ЗАМЕТАНИЕ СЛЕДОВ
ЗАМЕТАНИЕ СЛЕДОВ
Прямо из столицы воевода и староста прикатили в Соколку и принялись действовать.
В морг сейчас же приехала военная машина. Завернутый в мешковину труп бедного Юзика сыщики из дефензивы[33] втиснули в зеленый ящик и куда-то увезли.
Обоих следователей, ведших дело, перевели на работу в другие уезды. Перевели в Яловку и начальника кринковского постерунка толстого пана Клеманского.
Полиция получила приказ арестовывать всякого, кто хоть одним словом попытается оскорбить Климовича.
Подпольщики как раз вывесили карикатуры на Альяша. Кринковская полиция устроила засаду. Староста с воеводой присутствовали при допросе первого задержанного.
На постерунок притащили богомольца Мовшу. Семидесятилетний дед с пейсами до плеч перепуганно таращил на полицейских слезящиеся глаза, пока те ковырялись в его торбе с ободранным Талмудом и такими же бедными приспособлениями для молитвы: потрескавшимися ремешками да засаленным куском полосатого шелка.
Полицейский брезгливо вытер пальцы о галифе, стукнул каблуками, доложил:
— Ниц нема, пане комэнданце!
— Старик просто шел помолиться, — подумал вслух шеф полиции.

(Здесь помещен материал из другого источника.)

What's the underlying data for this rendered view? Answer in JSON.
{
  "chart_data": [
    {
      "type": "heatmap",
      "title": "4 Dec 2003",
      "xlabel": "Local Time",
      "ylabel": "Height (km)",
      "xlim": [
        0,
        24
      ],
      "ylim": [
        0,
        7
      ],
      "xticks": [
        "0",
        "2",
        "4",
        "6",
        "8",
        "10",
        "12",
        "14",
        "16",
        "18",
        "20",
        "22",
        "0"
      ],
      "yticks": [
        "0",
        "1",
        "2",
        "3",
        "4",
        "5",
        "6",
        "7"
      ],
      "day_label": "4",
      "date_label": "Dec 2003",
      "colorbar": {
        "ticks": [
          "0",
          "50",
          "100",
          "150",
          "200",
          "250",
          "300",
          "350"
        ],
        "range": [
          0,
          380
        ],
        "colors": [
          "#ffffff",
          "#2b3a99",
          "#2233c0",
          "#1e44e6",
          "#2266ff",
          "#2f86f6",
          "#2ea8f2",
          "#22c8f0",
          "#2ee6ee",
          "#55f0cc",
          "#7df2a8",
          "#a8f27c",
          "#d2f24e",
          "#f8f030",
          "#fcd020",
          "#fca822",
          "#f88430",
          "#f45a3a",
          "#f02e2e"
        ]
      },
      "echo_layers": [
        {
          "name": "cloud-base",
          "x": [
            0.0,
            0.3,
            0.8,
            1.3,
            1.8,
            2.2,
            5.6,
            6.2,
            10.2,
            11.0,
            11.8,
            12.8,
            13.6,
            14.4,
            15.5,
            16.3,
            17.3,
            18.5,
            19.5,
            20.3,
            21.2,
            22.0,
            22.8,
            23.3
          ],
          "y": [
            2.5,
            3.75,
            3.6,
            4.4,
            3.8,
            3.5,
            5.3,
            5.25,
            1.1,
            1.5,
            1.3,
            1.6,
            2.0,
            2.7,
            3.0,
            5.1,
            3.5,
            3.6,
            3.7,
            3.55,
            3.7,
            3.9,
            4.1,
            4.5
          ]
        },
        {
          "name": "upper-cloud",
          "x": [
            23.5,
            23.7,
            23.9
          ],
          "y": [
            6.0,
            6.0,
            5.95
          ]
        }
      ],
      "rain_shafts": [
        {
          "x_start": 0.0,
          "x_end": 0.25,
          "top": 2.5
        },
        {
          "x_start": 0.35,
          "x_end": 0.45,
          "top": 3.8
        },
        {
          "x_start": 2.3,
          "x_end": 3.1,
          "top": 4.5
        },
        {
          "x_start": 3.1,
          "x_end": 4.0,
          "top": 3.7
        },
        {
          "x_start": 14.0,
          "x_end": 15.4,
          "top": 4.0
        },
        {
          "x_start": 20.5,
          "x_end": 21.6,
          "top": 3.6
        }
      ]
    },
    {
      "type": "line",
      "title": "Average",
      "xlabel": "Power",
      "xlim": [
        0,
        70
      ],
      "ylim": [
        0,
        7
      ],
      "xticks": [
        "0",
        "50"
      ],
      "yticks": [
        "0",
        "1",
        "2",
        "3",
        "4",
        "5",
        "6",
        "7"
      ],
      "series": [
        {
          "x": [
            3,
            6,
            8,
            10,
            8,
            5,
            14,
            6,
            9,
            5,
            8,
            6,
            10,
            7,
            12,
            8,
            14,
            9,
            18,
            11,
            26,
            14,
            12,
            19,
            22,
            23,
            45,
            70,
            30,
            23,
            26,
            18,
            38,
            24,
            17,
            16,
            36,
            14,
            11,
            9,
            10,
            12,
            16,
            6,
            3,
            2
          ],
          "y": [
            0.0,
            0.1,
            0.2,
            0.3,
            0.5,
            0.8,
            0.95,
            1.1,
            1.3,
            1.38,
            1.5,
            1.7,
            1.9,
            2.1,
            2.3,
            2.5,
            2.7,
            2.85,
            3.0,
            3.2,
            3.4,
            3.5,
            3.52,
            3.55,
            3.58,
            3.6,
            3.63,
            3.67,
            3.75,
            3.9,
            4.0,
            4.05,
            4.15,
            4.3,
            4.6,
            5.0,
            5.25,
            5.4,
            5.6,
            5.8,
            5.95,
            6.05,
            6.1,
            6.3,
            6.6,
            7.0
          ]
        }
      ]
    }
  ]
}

Ему было очень неудобно перед гостями, поэтому новый комендант напал на задержанного: — Почему пан молчал, когда пшодовник[34] спрашивал, куда пан идет?
Старик сразу осмелел.
— Откуда теперь можешь знать, куда ты идешь? — пожал он удивленно плечами. — Я направлялся в синагогу, а попал к вам! Что я уважаемому пану пшодовнику мог сказать? Разве теперь можешь быть уверен, куда ты идешь?!.

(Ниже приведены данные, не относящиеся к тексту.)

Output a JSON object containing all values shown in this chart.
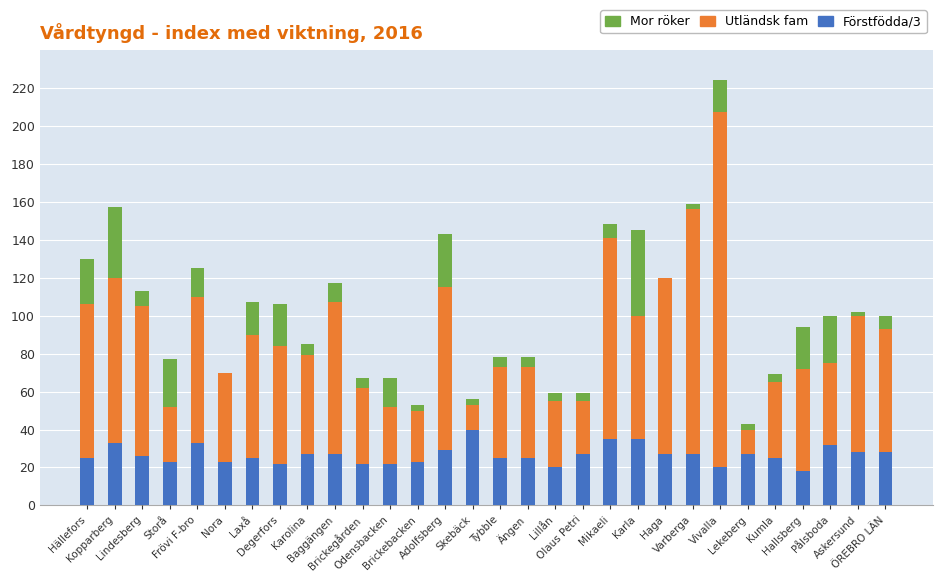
{
  "title": "Vårdtyngd - index med viktning, 2016",
  "categories": [
    "Hällefors",
    "Kopparberg",
    "Lindesberg",
    "Storå",
    "Frövi F-bro",
    "Nora",
    "Laxå",
    "Degerfors",
    "Karolina",
    "Baggängen",
    "Brickegården",
    "Odensbacken",
    "Brickebacken",
    "Adolfsberg",
    "Skebäck",
    "Tybble",
    "Ängen",
    "Lillån",
    "Olaus Petri",
    "Mikaeli",
    "Karla",
    "Haga",
    "Varberga",
    "Vivalla",
    "Lekeberg",
    "Kumla",
    "Hallsberg",
    "Pålsboda",
    "Askersund",
    "ÖREBRO LÄN"
  ],
  "forstfodda": [
    25,
    33,
    26,
    23,
    33,
    23,
    25,
    22,
    27,
    27,
    22,
    22,
    23,
    29,
    40,
    25,
    25,
    20,
    27,
    35,
    35,
    27,
    27,
    20,
    27,
    25,
    18,
    32,
    28,
    28
  ],
  "utlandsk": [
    81,
    87,
    79,
    29,
    77,
    47,
    65,
    62,
    52,
    80,
    40,
    30,
    27,
    86,
    13,
    48,
    48,
    35,
    28,
    106,
    65,
    93,
    129,
    187,
    13,
    40,
    54,
    43,
    72,
    65
  ],
  "mor_roker": [
    24,
    37,
    8,
    25,
    15,
    0,
    17,
    22,
    6,
    10,
    5,
    15,
    3,
    28,
    3,
    5,
    5,
    4,
    4,
    7,
    45,
    0,
    3,
    17,
    3,
    4,
    22,
    25,
    2,
    7
  ],
  "colors": {
    "forstfodda": "#4472C4",
    "utlandsk": "#ED7D31",
    "mor_roker": "#70AD47"
  },
  "title_color": "#E36C0A",
  "legend_labels": [
    "Mor röker",
    "Utländsk fam",
    "Förstfödda/3"
  ],
  "ylim": [
    0,
    240
  ],
  "yticks": [
    0,
    20,
    40,
    60,
    80,
    100,
    120,
    140,
    160,
    180,
    200,
    220
  ],
  "plot_bg_color": "#DCE6F1",
  "background_color": "#FFFFFF",
  "grid_color": "#FFFFFF"
}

Староста с воеводой разразились хохотом. Насмеявшись вволю, они оставили нового коменданта самого выявлять преступников и отправились к солтысу в Грибовщину, чтобы приглядеться на месте, нельзя ли пророку чем-нибудь помочь еще.
В свое время пророк передал церковь на баланс кринковскому протоиерею отцу Савичу. Но Альяш недаром был крестьянином — горький опыт многих поколений вселил в душу мужика извечный страх перед каждым подписанным документом. А уж та бумажка, которую он перед пострижением в монахи подмахнул для отца Савича, и вовсе не давала старику покоя.
Когда по воскресеньям телохранитель докладывал, что какой-то священник едет служить литургию, Климович настороженно спрашивал у своего Фелюся Станкевича:
— А с какой стороны?
— Из Острова, отец Альяш.
— О-о, Яков едет подлизываться?! Несет сюда этого жеребца?! — Пророк делался сразу храбрым. — Покажи ему фигу, сами службу отправим! Скажи, пусть приезжает после дождика в четверг, тогда меня купит!
Зато покорно вытаскивал из-за голенища ключ, когда ехал кринковский поп.
— Открой, пусть Савич пока что служит, его трогать не нужно. И не задирать! Может, как-нибудь вырву у него документ — поцелует он меня тогда вот сюда…
Получив исчерпывающую информацию от солтыса, начальники вернулись в Соколку и срочно вызвали уездного судью:
— Акт передачи грибовщинской церкви считать недействительным, бумагу Климовичу вернуть! Пана Климовича немедленно выпустить!
— На каком основании я это сделаю, пане воевода, пане староста?! — взмолился слуга Фемиды.
— Вам что-нибудь известно о фанатизме его единомышленников? — приступил пан воевода к судье с другой стороны.
— Говорят, тысячи паломников бывают у него каждый день. Но какое нам дело?
— Вы желаете, чтобы все эти дикари хлынули на нас?!
— Об этом я и не подумал, виноват, пане воевода…
— Основание тут одно, пане судья: чтобы не вызвать в народе нежелательных для Речи Посполитой настроений и эксцессов! Найти статью! И сделать это немедленно. Дело государственной важности!
— Слушаюсь, пане воевода, будет исполнено!
— И передайте прокурору: завести уголовное дело на жену Чернецкого за самогон, она главный виновник убийства — подстрекательница!